7. The moving object detection method of claim 1 wherein the set of modulated signals matched to the moving object detection algorithm is determined by:

acquiring a training data set, wherein the training data set comprises a training image sequence and marking position information and marking types of one or more moving objects contained in each training image in the training image sequence;

and carrying out supervised training on the moving object detection algorithm by utilizing the labeled position information and the labeled category so as to determine the modulation signal set.

8. The moving object detection method of claim 7 wherein the moving object detection algorithm comprises a motion coding module and a moving object detection module, and wherein supervised training of the moving object detection algorithm with the annotation location information and annotation class to determine the set of modulation signals comprises:

encoding, by the motion encoding module, the training image sequence using an encoding signal set to obtain a training encoded image;

carrying out object detection on the training coded image by using the moving object detection module to obtain a detection result; and

and performing supervision training on the detection result by using the labeled position information and the labeled category to obtain a trained coded signal set, and determining the trained coded signal set as the modulation signal set.

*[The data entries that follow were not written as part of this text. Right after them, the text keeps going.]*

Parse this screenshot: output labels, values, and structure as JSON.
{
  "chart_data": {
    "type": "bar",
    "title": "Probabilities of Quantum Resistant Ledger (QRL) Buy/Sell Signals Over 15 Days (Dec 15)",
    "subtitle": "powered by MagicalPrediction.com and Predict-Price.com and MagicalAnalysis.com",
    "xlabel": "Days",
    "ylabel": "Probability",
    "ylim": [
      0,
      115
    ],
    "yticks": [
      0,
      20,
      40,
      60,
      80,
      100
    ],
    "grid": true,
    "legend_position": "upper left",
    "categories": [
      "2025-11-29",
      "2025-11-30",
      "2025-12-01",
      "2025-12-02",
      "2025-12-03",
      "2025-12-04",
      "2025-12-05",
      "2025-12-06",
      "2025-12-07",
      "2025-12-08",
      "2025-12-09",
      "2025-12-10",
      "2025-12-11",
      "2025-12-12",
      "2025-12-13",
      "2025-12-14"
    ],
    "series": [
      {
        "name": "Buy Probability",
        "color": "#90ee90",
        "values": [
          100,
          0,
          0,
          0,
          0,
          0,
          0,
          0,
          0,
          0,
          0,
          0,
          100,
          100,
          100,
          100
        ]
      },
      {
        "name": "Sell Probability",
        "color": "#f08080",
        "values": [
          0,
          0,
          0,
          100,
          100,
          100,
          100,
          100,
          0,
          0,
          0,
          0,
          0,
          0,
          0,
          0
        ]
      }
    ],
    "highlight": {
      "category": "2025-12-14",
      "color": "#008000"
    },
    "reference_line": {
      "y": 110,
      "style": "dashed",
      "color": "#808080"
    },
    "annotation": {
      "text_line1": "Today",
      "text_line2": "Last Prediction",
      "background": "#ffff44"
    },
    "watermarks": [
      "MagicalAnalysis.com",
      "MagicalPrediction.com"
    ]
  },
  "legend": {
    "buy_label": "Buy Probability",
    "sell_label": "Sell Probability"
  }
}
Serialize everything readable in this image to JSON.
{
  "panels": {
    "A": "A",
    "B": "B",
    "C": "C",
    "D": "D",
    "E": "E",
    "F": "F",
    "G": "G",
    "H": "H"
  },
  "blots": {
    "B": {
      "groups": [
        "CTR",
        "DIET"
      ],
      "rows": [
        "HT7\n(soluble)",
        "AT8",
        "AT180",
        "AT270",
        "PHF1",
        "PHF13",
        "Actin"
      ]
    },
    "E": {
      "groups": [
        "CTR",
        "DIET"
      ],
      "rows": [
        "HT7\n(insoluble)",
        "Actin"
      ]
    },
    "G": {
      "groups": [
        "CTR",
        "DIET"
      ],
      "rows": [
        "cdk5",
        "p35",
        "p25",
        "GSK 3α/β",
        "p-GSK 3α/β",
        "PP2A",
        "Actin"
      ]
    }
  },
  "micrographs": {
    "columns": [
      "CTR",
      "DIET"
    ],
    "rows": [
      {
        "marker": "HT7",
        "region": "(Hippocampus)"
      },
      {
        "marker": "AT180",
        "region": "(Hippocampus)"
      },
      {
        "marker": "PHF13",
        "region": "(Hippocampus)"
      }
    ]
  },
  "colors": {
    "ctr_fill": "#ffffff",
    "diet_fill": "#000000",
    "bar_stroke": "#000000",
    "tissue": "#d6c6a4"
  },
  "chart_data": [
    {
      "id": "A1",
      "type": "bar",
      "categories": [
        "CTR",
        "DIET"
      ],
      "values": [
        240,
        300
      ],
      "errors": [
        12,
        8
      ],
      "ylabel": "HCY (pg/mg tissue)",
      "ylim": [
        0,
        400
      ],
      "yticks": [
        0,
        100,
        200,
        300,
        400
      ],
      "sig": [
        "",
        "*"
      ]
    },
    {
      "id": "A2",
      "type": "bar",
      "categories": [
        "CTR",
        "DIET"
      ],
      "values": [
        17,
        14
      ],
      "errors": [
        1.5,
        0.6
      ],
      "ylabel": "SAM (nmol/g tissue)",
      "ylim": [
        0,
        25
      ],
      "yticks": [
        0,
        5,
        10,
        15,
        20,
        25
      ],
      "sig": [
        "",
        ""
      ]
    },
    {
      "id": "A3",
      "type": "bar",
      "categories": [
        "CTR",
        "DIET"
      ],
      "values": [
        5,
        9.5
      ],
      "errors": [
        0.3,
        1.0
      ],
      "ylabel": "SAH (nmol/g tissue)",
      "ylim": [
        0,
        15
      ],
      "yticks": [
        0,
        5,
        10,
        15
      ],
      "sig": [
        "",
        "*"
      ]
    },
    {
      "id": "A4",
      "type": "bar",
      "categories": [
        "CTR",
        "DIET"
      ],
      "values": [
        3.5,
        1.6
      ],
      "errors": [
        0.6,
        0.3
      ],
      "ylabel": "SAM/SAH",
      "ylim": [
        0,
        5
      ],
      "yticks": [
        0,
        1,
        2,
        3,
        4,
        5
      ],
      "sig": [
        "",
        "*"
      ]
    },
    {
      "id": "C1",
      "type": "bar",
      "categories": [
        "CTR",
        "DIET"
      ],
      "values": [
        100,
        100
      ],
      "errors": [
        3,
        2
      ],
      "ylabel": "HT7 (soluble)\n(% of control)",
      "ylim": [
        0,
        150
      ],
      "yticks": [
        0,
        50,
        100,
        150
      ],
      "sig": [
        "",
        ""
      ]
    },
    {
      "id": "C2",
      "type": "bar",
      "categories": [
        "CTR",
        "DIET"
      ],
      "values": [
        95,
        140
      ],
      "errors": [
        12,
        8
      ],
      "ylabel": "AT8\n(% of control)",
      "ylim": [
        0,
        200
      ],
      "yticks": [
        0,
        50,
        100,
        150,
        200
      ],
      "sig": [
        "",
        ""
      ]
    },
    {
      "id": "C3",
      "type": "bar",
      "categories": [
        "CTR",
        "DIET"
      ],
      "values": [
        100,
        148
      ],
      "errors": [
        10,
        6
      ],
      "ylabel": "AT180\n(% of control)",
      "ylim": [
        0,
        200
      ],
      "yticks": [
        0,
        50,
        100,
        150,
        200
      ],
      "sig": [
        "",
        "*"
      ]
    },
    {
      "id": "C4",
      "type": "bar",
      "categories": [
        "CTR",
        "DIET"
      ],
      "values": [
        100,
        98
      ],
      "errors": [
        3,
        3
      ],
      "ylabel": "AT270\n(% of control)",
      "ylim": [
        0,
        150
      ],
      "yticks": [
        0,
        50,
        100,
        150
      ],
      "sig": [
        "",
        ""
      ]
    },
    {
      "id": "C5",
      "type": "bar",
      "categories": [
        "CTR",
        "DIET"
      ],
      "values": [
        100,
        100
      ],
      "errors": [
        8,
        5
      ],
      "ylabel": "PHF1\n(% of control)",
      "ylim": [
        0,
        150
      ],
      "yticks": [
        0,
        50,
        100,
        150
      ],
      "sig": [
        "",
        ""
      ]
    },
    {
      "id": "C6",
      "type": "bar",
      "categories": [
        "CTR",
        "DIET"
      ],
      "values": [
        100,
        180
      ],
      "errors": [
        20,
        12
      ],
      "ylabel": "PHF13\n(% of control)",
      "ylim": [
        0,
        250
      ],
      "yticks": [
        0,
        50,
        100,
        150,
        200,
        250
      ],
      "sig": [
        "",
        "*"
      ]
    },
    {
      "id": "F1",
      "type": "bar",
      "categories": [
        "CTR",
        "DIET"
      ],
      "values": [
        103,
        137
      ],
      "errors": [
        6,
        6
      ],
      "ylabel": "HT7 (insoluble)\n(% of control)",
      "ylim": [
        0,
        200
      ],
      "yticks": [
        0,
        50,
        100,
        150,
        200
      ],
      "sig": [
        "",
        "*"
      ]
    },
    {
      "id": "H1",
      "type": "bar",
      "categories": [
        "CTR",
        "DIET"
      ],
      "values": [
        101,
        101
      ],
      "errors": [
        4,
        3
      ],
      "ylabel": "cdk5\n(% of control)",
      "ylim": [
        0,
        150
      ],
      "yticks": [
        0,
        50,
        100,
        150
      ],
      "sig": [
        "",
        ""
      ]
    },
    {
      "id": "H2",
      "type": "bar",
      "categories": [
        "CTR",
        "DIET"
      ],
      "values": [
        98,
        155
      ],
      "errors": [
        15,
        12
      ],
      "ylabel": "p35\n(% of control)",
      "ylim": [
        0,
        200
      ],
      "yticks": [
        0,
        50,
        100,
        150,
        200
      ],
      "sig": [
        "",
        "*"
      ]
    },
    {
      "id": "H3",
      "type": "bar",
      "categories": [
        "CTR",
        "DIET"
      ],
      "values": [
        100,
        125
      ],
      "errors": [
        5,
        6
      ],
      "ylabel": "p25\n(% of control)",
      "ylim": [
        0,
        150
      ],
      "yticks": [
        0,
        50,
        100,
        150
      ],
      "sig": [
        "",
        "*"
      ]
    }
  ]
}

9. The moving object detection method of claim 8, wherein encoding, with the motion encoding module, the sequence of training images using the set of encoded signals to obtain training encoded images comprises:

and multiplying the coding signals in the coding signal set with corresponding training images in the training image sequence pixel by pixel respectively, and summing the multiplication results to obtain the training coding images.

10. A moving object detecting device comprising:

the imaging lens is configured to receive an optical signal from a scene to be detected and perform optical imaging on the scene to be detected by using the optical signal to generate an imaging optical signal of the scene to be detected, wherein the scene to be detected comprises a moving object to be detected;

an encoding unit configured to sequentially modulate the imaging light signal with a modulation signal in a modulation signal set to generate a modulated light signal within a predetermined period of time, and generate an encoded image based on the modulated light signal; and

a detection unit configured to detect the coded image using a moving object detection algorithm matching the set of modulation signals to identify the object to be detected in the coded image.